Concurrently, public sector employees and pensioners received a vital cushion against inflation through a approved 7 percent increase in salaries and pensions.

Structural Stimulus for Exports, Shipping, and the IT Sectors

To catalyze industrial productivity and earn foreign exchange, the budget extends aggressive fiscal incentives to the export economy.

The combined advance and minimum tax rate for exporters has been curtailed from 2 percent to 1.25 percent.

Additionally, the government has completely abolished the super tax for exporters generating up to PKR 500 million in revenue, while reducing it from 10 percent to 8 percent for large-scale exporters exceeding that threshold.

The maritime and digital sectors also received sweeping exemptions to enhance regional competitiveness.

The 18 percent sales tax on the shipping industry has been completely zero-rated to lower maritime logistics costs and boost port activities.

For the technology sector, the government opted for policy continuity by maintaining the concessionary 0.25 percent income tax rate for IT exports and freelancers, providing long-term predictability to the digital economy.
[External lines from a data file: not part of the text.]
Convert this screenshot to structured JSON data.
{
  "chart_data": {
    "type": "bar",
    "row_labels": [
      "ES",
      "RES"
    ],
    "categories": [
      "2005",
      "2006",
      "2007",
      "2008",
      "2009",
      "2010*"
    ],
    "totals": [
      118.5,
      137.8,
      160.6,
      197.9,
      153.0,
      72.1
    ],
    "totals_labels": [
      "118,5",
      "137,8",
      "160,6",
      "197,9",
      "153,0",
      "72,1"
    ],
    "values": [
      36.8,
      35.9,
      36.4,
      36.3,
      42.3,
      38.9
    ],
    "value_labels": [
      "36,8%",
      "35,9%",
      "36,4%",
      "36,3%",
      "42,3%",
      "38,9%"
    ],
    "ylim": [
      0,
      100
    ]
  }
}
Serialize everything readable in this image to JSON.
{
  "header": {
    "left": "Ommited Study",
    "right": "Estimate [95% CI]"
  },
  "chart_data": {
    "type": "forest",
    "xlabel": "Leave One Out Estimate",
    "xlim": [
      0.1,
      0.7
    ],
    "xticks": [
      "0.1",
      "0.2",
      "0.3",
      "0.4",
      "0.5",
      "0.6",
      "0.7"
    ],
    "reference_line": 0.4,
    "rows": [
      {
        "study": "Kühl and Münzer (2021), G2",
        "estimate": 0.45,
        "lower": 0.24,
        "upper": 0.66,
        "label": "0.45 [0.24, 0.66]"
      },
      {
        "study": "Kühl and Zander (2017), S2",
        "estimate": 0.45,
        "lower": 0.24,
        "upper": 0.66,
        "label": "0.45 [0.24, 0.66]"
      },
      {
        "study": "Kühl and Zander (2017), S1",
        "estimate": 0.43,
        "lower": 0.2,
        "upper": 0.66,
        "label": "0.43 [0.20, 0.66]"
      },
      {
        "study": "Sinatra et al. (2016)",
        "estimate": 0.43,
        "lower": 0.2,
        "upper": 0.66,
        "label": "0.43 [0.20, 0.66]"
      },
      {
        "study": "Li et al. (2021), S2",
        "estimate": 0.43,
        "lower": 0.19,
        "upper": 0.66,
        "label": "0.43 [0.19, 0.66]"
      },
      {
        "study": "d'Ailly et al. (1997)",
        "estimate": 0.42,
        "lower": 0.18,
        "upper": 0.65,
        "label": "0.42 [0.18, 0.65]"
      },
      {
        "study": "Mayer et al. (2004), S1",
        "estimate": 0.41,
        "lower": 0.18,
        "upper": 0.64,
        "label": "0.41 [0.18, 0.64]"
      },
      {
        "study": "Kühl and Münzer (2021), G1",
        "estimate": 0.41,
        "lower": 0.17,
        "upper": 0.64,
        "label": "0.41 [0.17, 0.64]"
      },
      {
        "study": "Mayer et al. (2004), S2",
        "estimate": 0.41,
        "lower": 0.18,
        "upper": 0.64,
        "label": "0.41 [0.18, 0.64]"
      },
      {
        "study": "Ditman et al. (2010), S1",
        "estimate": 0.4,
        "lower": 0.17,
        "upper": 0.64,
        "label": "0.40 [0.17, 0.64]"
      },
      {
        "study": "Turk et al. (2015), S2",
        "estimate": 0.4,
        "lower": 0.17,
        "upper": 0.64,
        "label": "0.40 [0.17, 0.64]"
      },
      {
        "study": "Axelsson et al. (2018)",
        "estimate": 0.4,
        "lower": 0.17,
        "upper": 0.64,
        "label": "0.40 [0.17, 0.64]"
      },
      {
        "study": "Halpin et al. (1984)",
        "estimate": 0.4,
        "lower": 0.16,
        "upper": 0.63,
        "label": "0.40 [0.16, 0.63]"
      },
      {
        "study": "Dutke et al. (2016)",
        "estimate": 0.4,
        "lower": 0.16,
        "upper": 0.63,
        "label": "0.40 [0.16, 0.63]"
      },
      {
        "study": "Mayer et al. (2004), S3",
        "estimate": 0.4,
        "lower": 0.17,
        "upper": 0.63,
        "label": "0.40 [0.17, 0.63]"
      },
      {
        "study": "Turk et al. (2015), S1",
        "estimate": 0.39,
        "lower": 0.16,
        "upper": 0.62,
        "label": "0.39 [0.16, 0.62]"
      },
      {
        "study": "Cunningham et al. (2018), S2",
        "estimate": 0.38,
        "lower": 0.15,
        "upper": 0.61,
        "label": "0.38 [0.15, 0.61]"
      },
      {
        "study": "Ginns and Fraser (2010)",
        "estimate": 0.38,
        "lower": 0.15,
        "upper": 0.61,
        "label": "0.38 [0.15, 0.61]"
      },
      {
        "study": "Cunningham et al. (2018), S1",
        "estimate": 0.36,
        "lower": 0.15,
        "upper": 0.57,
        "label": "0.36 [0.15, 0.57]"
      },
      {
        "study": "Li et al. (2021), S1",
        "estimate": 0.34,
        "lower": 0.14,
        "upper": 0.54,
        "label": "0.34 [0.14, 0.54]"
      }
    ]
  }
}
Mirroring this digital push, the withholding tax on online and international debit or credit card payments has been aggressively lowered from 5 percent to a minimal 0.5 percent to encourage a cashless economy.

In the energy sector, brownfield oil refineries have been granted a full waiver on the 18 percent sales tax for upgrade-related imports to boost domestic refining capacities.

Relief for Housing, Property Development, and Public Health

The real estate and construction sectors received a major regulatory overhaul to stimulate investment.

For property sales, the transaction tax on properties valued up to PKR 50 million was dropped from 4.5 percent to 2.75 percent, and for properties exceeding PKR 50 million, the rate fell from 5 percent to 2.75 percent.

On the purchasing side, the tax across all major real estate tiers—ranging below PKR 50 million, between PKR 50 million and PKR 100 million, and above PKR 100 million—has been uniformly standardized and reduced to a flat 1.25 percent, down from previous highs of up to 2 percent.

Catering to a long-standing demand of non-resident citizens, the government has entirely eliminated the 1 percent Capital Value Tax (CVT) on properties held by overseas Pakistanis.

Finally, in a significant move toward prioritizing public health and gender-focused social equity, the federal government has completely removed the 18 percent sales tax on essential hygiene and healthcare products, including tampons, sanitary pads, condoms, and other contraceptive medications.

Officials concluded that this holistic budget successfully balances fiscal discipline with targeted relief, laying down a stable foundation for a self-reliant and prosperous Pakistan.